Senin-Sabtu, 20-25 September 2021
Membaca materi tentang pemimpin dalam pengelolaan sumber daya pada tahap eksplorasi konsep semakin menambah wawasan saya tentang jenis-jenis aset yang ada di sekolah dan perlu mendapat perhatian khusus, tidak hanya oleh kepala sekolah, namun juga oleh semua unsur yang ada di sekolah. Di samping itu, pada tahap ini kita tidak hanya tahu model dan jenisnya saja, tapi kita juga dibimbing bagaimana cara memaksimalkan semua aset tersebut agar bisa berdampak positif bagi kemajuan sekolah.

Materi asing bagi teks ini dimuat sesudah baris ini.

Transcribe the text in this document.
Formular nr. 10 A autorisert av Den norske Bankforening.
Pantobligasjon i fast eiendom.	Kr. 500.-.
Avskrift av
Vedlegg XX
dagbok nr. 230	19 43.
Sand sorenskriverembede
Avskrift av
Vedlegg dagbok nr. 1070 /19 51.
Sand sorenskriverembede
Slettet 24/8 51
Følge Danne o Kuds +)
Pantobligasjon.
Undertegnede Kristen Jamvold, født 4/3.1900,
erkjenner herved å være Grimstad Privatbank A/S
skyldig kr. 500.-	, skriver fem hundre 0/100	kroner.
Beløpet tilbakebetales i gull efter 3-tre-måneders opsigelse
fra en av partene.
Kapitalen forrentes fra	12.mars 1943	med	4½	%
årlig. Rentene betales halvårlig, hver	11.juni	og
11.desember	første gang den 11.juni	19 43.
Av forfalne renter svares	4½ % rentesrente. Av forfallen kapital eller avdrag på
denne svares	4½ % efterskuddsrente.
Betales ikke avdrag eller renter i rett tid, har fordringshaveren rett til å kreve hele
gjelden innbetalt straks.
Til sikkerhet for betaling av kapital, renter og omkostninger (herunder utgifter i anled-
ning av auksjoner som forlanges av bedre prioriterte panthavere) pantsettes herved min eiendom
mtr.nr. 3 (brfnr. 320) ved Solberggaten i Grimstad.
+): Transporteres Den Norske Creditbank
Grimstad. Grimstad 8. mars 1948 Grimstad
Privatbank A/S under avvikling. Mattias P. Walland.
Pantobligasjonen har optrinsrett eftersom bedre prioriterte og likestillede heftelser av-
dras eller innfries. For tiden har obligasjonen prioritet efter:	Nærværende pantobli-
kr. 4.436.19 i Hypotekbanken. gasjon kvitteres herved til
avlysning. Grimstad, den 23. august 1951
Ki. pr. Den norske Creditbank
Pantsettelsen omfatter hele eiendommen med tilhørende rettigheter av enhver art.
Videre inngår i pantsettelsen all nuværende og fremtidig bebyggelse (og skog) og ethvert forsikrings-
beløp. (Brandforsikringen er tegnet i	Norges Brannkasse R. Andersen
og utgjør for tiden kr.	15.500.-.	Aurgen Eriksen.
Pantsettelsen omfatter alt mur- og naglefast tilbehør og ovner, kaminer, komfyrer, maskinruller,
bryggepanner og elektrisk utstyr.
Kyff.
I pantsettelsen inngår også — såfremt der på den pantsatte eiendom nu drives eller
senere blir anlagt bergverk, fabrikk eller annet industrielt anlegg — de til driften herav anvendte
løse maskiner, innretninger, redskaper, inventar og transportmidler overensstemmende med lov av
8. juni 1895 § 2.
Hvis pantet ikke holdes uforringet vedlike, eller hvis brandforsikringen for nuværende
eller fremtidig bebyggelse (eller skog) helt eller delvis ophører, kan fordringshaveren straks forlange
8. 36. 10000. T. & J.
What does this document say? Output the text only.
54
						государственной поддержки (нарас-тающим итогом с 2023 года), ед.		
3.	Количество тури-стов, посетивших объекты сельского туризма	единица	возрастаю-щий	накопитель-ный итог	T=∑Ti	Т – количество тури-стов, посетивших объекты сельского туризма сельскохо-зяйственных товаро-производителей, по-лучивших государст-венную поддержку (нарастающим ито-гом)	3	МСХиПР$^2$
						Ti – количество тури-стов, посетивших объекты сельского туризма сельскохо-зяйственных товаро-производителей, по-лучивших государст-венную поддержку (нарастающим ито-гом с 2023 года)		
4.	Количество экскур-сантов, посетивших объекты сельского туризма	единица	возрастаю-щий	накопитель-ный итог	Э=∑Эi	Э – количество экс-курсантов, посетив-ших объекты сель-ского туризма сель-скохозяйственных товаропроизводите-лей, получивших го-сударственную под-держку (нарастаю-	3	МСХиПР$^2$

Kegiatan berikutnya adalah melakukan diskusi bersama kelompok kecil yang terdiri dari tiga orang yang berasal dari sekolah yang berbeda. Pada tahap eksplorasi konsep forum diskusi ini semua kelompok diminta untuk mendata tujuh aset yang ada di masing-masing  sekolah, sebagai salah satu kekuatan yang dimiliki oleh sebuah sekolah untuk dikembangkan agar menjadi sekolah yang berkualitas.

Dari hasil diskusi di kelompok kecil selanjutnya di presentasikan di depan semua kelompok untuk mendapat umpan balik baik berupa tanggapan, pertanyaan maupun masukan terkait tujuh aset yang ada di sekolah. Disini saya mendapatkan banyak pencerahan tentang berbagai macam kegiatan yang dilakukan oleh masing-masing sekolah untuk memajukan sekolah masing-masing, baik dari unsur abiotik maupun unsur biotiknya.

Lewat diskusi di kelompok besar inilah saya jadi tahu, ternyata banyak CGP yang berasal dari Lombok Barat yang pernah berkunjung ke negara Australia guna meningkatkan kualitas dan kapabilitas diri mereka.

Dari sekian kali saya mengikuti diskusi presentasi di LMS, presentasi kali ini memakan waktu yang lumayan panjang dari pukul 13.30-16.00 WIB. Hal ini disebabkan karena padatnya materi yang dibahas ditambah ada tujuh kelompok yang harus mempresentasikan hasilnya membutuhkan waktu yang lumayan panjang. Berbeda dengan sebelumnya, presentasi hanya dilakukan oleh empat sampai lima kelompok. Gangguan internet yang terjadi juga membuat kegiatan sedikit terhambat. Namun bisa dilaksanakan sesuai harapan.

Setiap sesi dari kegiatan guru penggerak ini semakin membuka paradigma dan cara berpikir saya bahwa seyogyanya pendidikan itu bukan hanya terkait membuat siswa menjadi pintar namun lebih dari itu, seorang guru dituntut untuk mampu mengembangkan kedelapan kecerdasan yang dimiliki para siswa.